Iterate based on feedback: Your platform is a product. Gather feedback, prioritize features, ship improvements.
The Future
The trend is clear: everything that can be code, will be code. We’re moving toward a world where:
- Developers declare what they need, platforms provision it automatically
- Policies enforce compliance and security at every layer
- Architecture decisions are codified and enforced
- Multi-cloud is the default, not the exception
- AI assists with implementation but humans validate correctness
Platform engineering isn’t about replacing DevOps or SRE. It’s about taking the lessons from DevOps - automation, infrastructure as code, CI/CD - and building them into reusable platforms that scale beyond 10 people.

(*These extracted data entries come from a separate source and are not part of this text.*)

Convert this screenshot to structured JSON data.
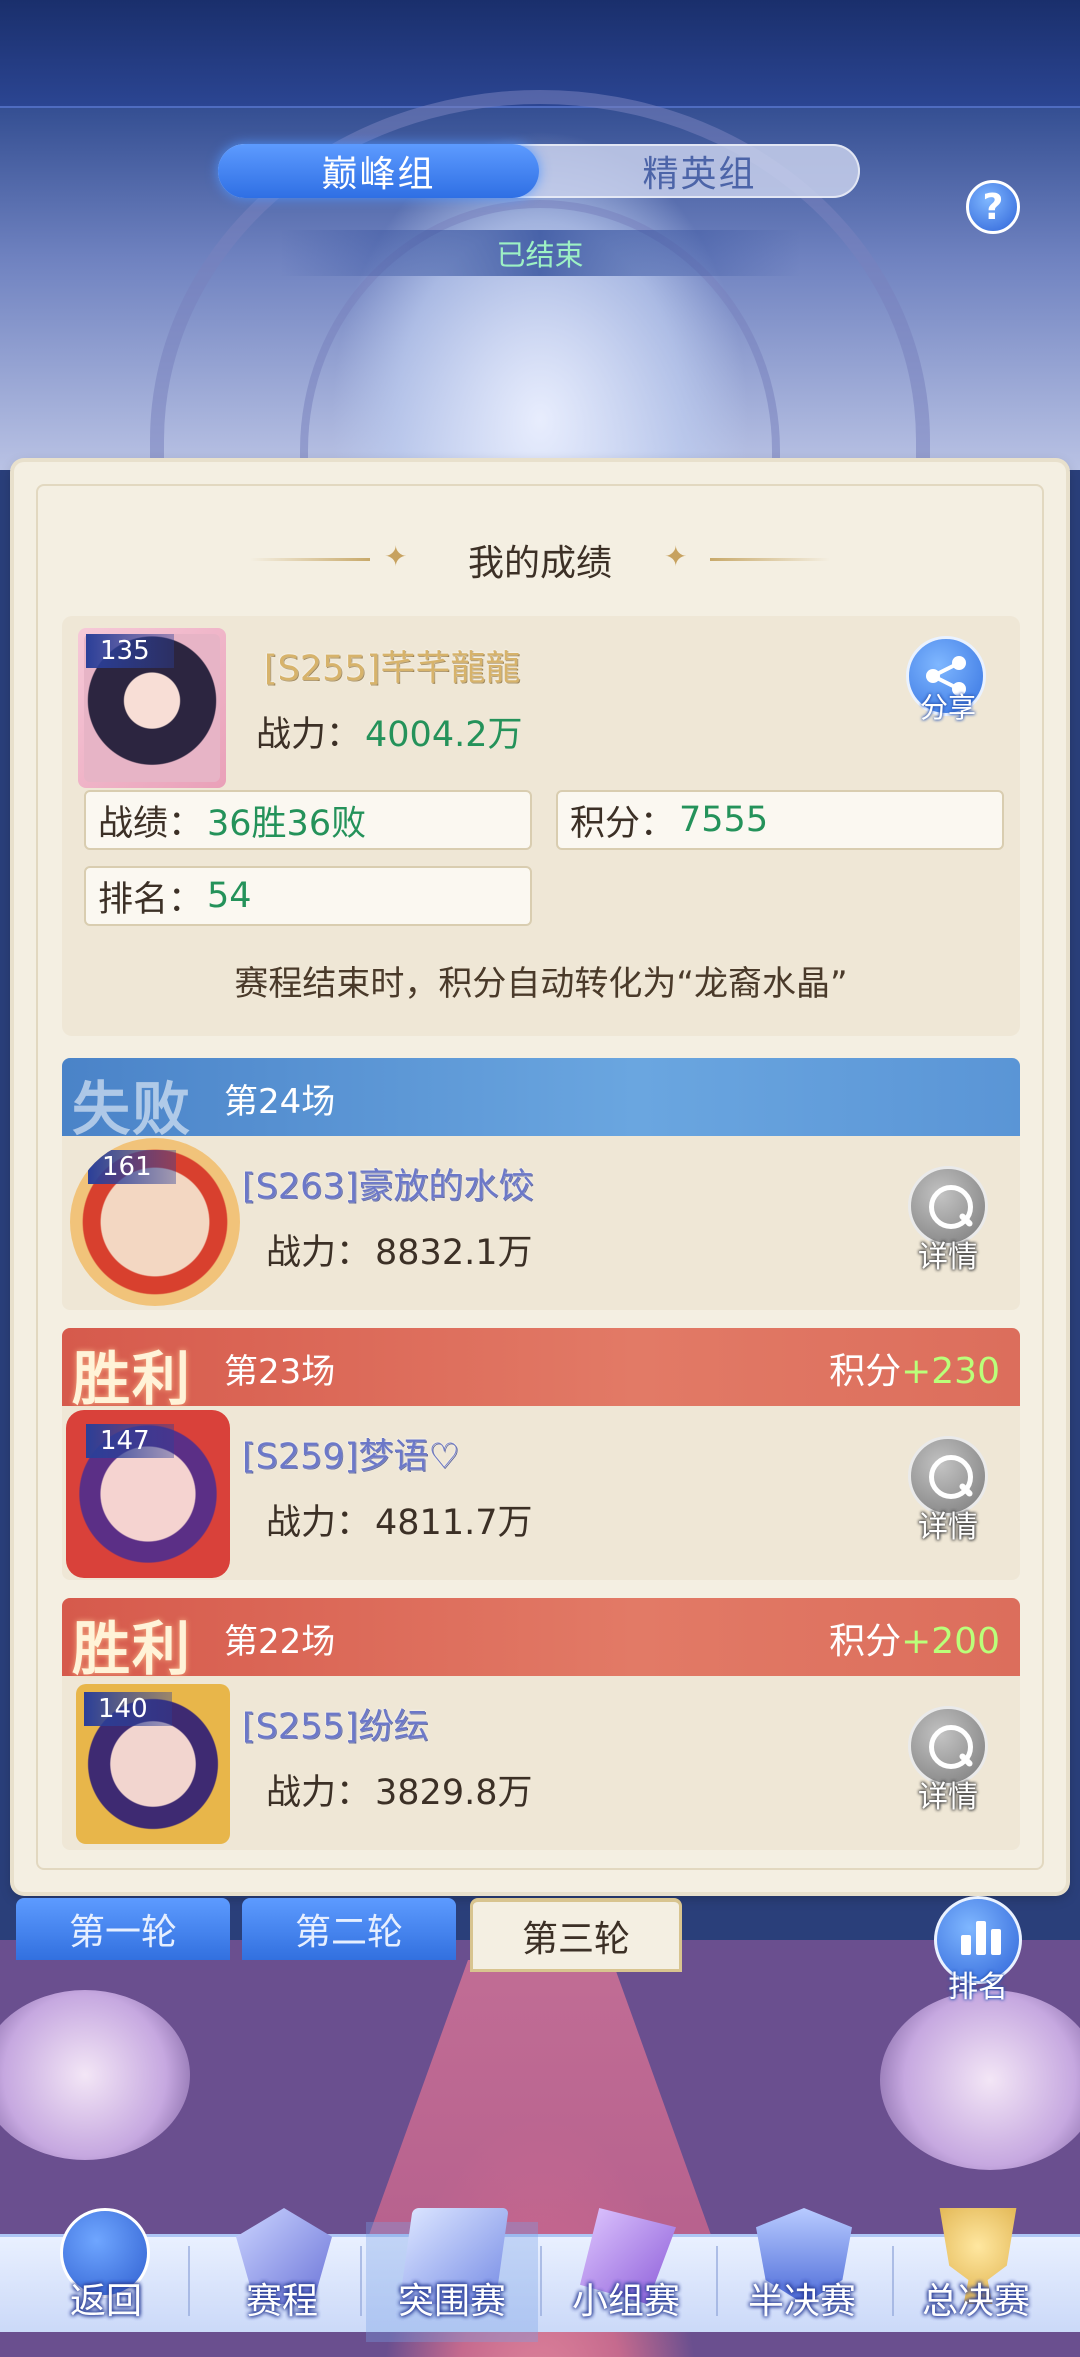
{
  "group_tabs": {
    "active": "巅峰组",
    "inactive": "精英组"
  },
  "status": "已结束",
  "help_label": "?",
  "section_title": "我的成绩",
  "me": {
    "level": "135",
    "name": "[S255]芊芊龍龍",
    "power_label": "战力：",
    "power_value": "4004.2万",
    "share_label": "分享",
    "record_label": "战绩：",
    "record_value": "36胜36败",
    "score_label": "积分：",
    "score_value": "7555",
    "rank_label": "排名：",
    "rank_value": "54",
    "note": "赛程结束时，积分自动转化为“龙裔水晶”"
  },
  "matches": [
    {
      "result": "失败",
      "match_no": "第24场",
      "score_label": "",
      "score_value": "",
      "level": "161",
      "name": "[S263]豪放的水饺",
      "power_label": "战力：",
      "power_value": "8832.1万",
      "detail_label": "详情"
    },
    {
      "result": "胜利",
      "match_no": "第23场",
      "score_label": "积分",
      "score_value": "+230",
      "level": "147",
      "name": "[S259]梦语♡",
      "power_label": "战力：",
      "power_value": "4811.7万",
      "detail_label": "详情"
    },
    {
      "result": "胜利",
      "match_no": "第22场",
      "score_label": "积分",
      "score_value": "+200",
      "level": "140",
      "name": "[S255]纷纭",
      "power_label": "战力：",
      "power_value": "3829.8万",
      "detail_label": "详情"
    }
  ],
  "round_tabs": [
    "第一轮",
    "第二轮",
    "第三轮"
  ],
  "rank_button_label": "排名",
  "bottom_nav": [
    "返回",
    "赛程",
    "突围赛",
    "小组赛",
    "半决赛",
    "总决赛"
  ],
  "colors": {
    "win": "#d65a4c",
    "lose": "#4a83c8",
    "accent_green": "#24925a",
    "primary_blue": "#2f6fe4"
  }
}
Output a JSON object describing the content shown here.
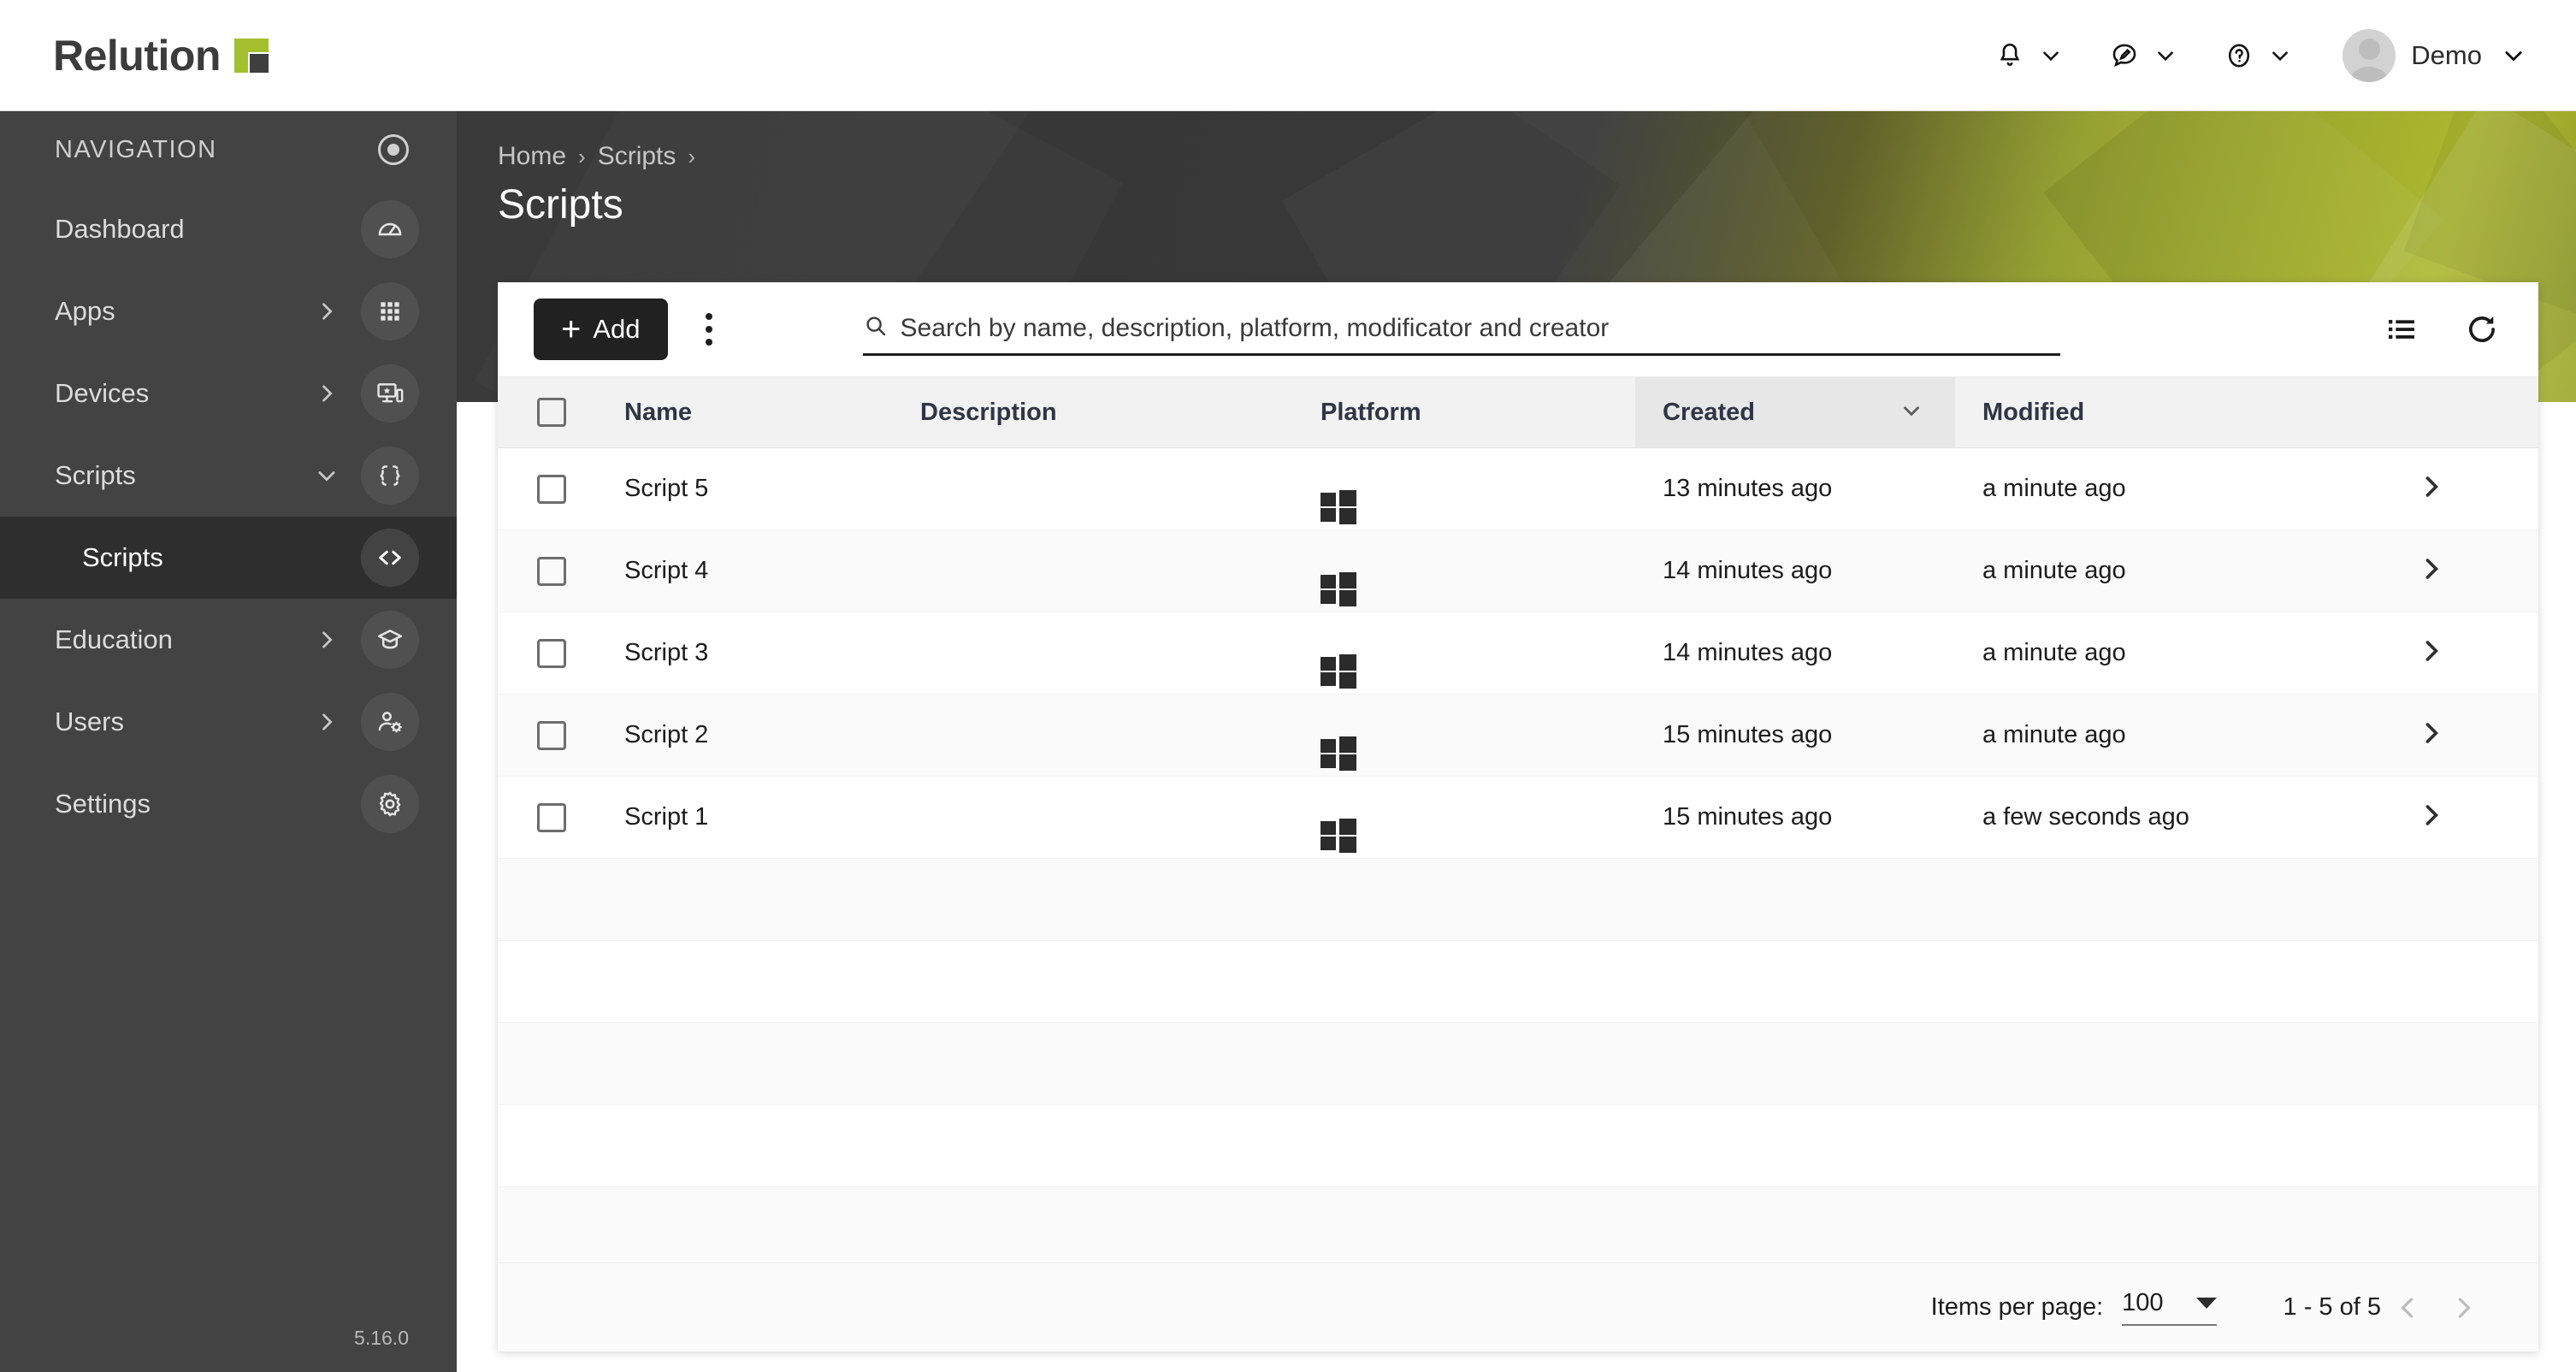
{
  "app": {
    "logo_text": "Relution",
    "version": "5.16.0"
  },
  "topbar": {
    "notifications_icon": "bell-icon",
    "feedback_icon": "feedback-icon",
    "help_icon": "help-icon",
    "user_name": "Demo"
  },
  "sidebar": {
    "heading": "NAVIGATION",
    "items": [
      {
        "label": "Dashboard",
        "icon": "speedometer-icon",
        "expander": "",
        "active": false
      },
      {
        "label": "Apps",
        "icon": "grid-icon",
        "expander": "›",
        "active": false
      },
      {
        "label": "Devices",
        "icon": "devices-icon",
        "expander": "›",
        "active": false
      },
      {
        "label": "Scripts",
        "icon": "braces-icon",
        "expander": "⌄",
        "active": false
      },
      {
        "label": "Scripts",
        "icon": "code-icon",
        "expander": "",
        "active": true,
        "sub": true
      },
      {
        "label": "Education",
        "icon": "graduation-cap-icon",
        "expander": "›",
        "active": false
      },
      {
        "label": "Users",
        "icon": "user-gear-icon",
        "expander": "›",
        "active": false
      },
      {
        "label": "Settings",
        "icon": "gear-icon",
        "expander": "",
        "active": false
      }
    ]
  },
  "hero": {
    "breadcrumb": [
      "Home",
      "Scripts"
    ],
    "separator": "›",
    "title": "Scripts"
  },
  "toolbar": {
    "add_label": "Add",
    "add_plus": "+",
    "menu_icon": "kebab-menu-icon",
    "search_placeholder": "Search by name, description, platform, modificator and creator",
    "search_value": "",
    "search_icon": "search-icon",
    "list_view_icon": "list-view-icon",
    "refresh_icon": "refresh-icon"
  },
  "table": {
    "columns": [
      "Name",
      "Description",
      "Platform",
      "Created",
      "Modified"
    ],
    "sorted_column": "Created",
    "sort_direction": "desc",
    "rows": [
      {
        "name": "Script 5",
        "description": "",
        "platform": "windows",
        "created": "13 minutes ago",
        "modified": "a minute ago"
      },
      {
        "name": "Script 4",
        "description": "",
        "platform": "windows",
        "created": "14 minutes ago",
        "modified": "a minute ago"
      },
      {
        "name": "Script 3",
        "description": "",
        "platform": "windows",
        "created": "14 minutes ago",
        "modified": "a minute ago"
      },
      {
        "name": "Script 2",
        "description": "",
        "platform": "windows",
        "created": "15 minutes ago",
        "modified": "a minute ago"
      },
      {
        "name": "Script 1",
        "description": "",
        "platform": "windows",
        "created": "15 minutes ago",
        "modified": "a few seconds ago"
      }
    ],
    "empty_row_count": 5
  },
  "footer": {
    "items_per_page_label": "Items per page:",
    "items_per_page_value": "100",
    "range_label": "1 - 5 of 5",
    "prev_icon": "chevron-left-icon",
    "next_icon": "chevron-right-icon"
  },
  "colors": {
    "brand_green": "#a4bf2e",
    "sidebar_bg": "#434343",
    "accent_dark": "#212121"
  }
}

If you’re building platforms in 2025, the “everything as code” approach isn’t optional. It’s how you keep control as complexity grows, how you enable developers without slowing them down, and how you sleep at night knowing production is actually compliant.
Key Takeaways
If you only remember 5 things from this guide:
- Platform engineering ≠ DevOps - Build golden paths, not free-for-all infrastructure access
- Everything that can be code, should be code - IaC, Policy, Config, Application, Data, Architecture
- Start with IaC, layer in policy enforcement - Automate first, add guardrails second
- Multi-cloud is inevitable - Learn patterns that work across AWS and Azure
- Your platform is a product - Treat developers as customers, measure adoption, iterate
Expected time investment:
- Basic IaC implementation: 2-4 weeks
- Policy enforcement layer: 1-2 weeks
- Reusable module library: 4-6 weeks
- Self-service portal: 6-8 weeks
ROI markers:
- 70%+ reduction in infrastructure provisioning time
- 90%+ reduction in compliance violations
- 50%+ reduction in environment drift incidents
Want to Go Deeper?
If you’re interested in hands-on platform engineering projects:
- Azure Landing Zone: Implement the Cloud Adoption Framework with management groups, policies, and hub-spoke networking
- Kubernetes Platform: Build an AKS or EKS cluster with GitOps, service mesh, and policy enforcement
- Multi-Cloud Abstraction: Create Terraform modules that work across AWS and Azure
- Infrastructure Testing: Use Terratest or similar to add automated testing to your IaC
- Cost Optimization: Build policies that automatically right-size resources based on usage
The tools are mature, the patterns are proven, and the demand for platform engineering skills is only growing. The question isn’t whether to adopt “everything as code” - it’s how fast you can implement it before your competitors do.
What platform engineering challenges are you facing? I’m always interested in hearing about real-world implementations and the friction points teams hit. The theory is easy; the practice is where it gets interesting.